今年はおびちゃんのほうは、2学年のうち下の学年に在籍のためちょっと不利、ぶぶちゃんのほうは上の学年に在籍なので少し有利、という状況だった。

おびちゃんは過去数年間、めんどくさいという理由で親にテストの存在も言わず勝手に受けていなかったようであるが、ぶぶちゃんのほうは去年は下の学年にしてはまあまあな線にいっていた。

 

そこで、今年はご褒美を提示することにしてみた。

わかりやすく鼻先にニンジンである。

もし(というか万が一、いやほぼ億が一に近いかも)全問正解したら、iPadをかってやる、というものである。

 

これはほとんど冗談で、ドラえもんのび太のパパが「100点取ったら世界旅行」というエピソードに近いノリであった。

まさかひっくり返っても満点はとれんだろう(のび太が百点取れないのと同程度に!)とたかを括っていた。

しかし現金なぶぶちゃんは、このニンジンに見事に釣られ、食らいつこうと必死に頑張った。

悲願の自分専用iPadである。

過去問を印刷してやったら、ヒマに任せて熱心に何年分も解いていた。

 

その必死な様子を見て、こりゃもしかするかも?(ノリでまずいこと言っちゃった)と思っていたのだが。。。

蓋を開けてみれば残念ながら(さすがに!)1問不正解だった。

 

全問正解者は全体の0.3%ほどで、さらにその上位部分は天才レベルの子供達の話、こんなテストでは推し量れない能力を持つ人たち(満点以上とれる余地がある)である。

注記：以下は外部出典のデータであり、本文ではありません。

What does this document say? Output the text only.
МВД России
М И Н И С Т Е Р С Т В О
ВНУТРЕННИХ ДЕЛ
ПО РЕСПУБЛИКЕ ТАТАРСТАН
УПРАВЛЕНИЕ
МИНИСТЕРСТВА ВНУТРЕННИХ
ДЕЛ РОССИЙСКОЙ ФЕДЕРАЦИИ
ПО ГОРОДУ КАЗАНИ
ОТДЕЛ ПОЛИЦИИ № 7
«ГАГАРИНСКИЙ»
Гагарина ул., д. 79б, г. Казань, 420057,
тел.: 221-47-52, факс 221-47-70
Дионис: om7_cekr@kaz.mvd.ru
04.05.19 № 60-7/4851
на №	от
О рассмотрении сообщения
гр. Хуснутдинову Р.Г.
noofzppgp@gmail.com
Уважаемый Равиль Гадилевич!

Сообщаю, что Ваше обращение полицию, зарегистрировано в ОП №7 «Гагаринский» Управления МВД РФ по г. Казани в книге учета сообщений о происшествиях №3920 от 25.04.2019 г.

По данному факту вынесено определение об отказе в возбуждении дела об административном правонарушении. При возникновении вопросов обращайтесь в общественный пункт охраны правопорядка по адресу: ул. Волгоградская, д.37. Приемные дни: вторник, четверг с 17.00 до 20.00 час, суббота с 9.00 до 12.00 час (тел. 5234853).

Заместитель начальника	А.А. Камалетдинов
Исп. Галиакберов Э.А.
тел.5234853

ただ、全問正解でないにしろ、ぶぶちゃんもかなり頑張ったのは確かである。

約束であるから、iPadというわけにはいかないが(ホッ)何か欲しいものがあるか?といったら、東京リベンジャーズコミック全巻を所望された。

 

ぶぶちゃんは兄(=おびちゃん)がいる影響で、日頃から少々実年齢よりは上の世代向けのコンテンツに晒されており、良いのか(難しい漢字にも触れられて日本語教育には良い、実際書けなくても読める漢字は相当ある)悪いのか(男の子向けの漫画はどうしても暴力的な傾向がある、まさか真似はしないと思いたいが)少々悩ましいところではあるのだが、まあ頑張ったことだしとおもって、気前よく全巻電子書籍を買ってやった(読むのは私のiPadである)。

 

実際、読書をしろといっても、もはや普通の本は面白くない(刺激が足りない)のだろう、ほとんど読んではくれない。

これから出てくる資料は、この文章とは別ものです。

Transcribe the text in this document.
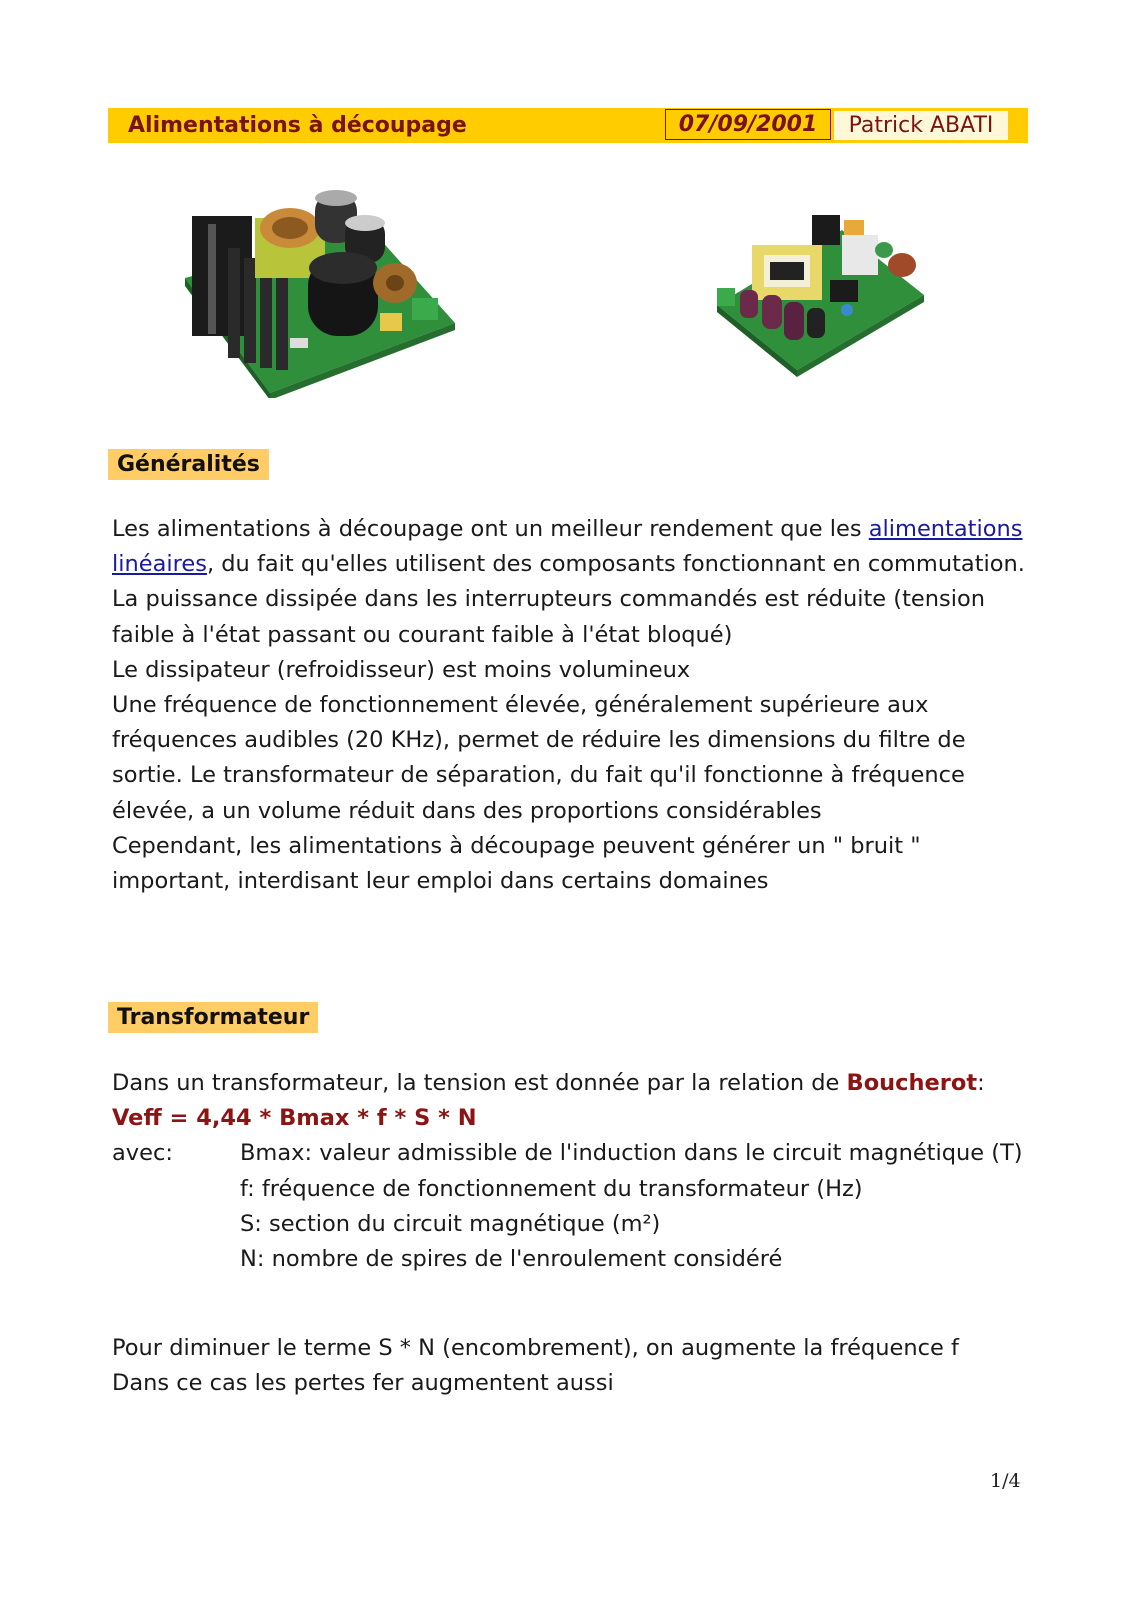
Alimentations à découpage	07/09/2001	Patrick ABATI
Généralités

Les alimentations à découpage ont un meilleur rendement que les alimentations linéaires, du fait qu'elles utilisent des composants fonctionnant en commutation. La puissance dissipée dans les interrupteurs commandés est réduite (tension faible à l'état passant ou courant faible à l'état bloqué)

Le dissipateur (refroidisseur) est moins volumineux

Une fréquence de fonctionnement élevée, généralement supérieure aux fréquences audibles (20 KHz), permet de réduire les dimensions du filtre de sortie. Le transformateur de séparation, du fait qu'il fonctionne à fréquence élevée, a un volume réduit dans des proportions considérables

Cependant, les alimentations à découpage peuvent générer un " bruit " important, interdisant leur emploi dans certains domaines

Transformateur

Dans un transformateur, la tension est donnée par la relation de Boucherot:

Veff = 4,44 * Bmax * f * S * N

avec:	Bmax: valeur admissible de l'induction dans le circuit magnétique (T)

f: fréquence de fonctionnement du transformateur (Hz)

S: section du circuit magnétique (m²)

N: nombre de spires de l'enroulement considéré

Pour diminuer le terme S * N (encombrement), on augmente la fréquence f

Dans ce cas les pertes fer augmentent aussi

1/4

普段からゲームやアニメなどの展開も早くストーリーも奇想天外な刺激にさらされている世代にとっては、もう我々が子供の頃喜んで読んでいたような古典的な児童書は時代遅れもいいところ、まどろっこしくて何にも面白くないのだと思う。

それはもう仕方ないように思う。

だが漫画であればかろうじて読んでくれるので、それでも読まない(読む習慣がつかない)よりはだいぶマシだろうとおもって、流行りの漫画や、なんとか少しは教育的な漫画(サバイバルシリーズなど)を与えている。

少しは役に立っていると思いたい。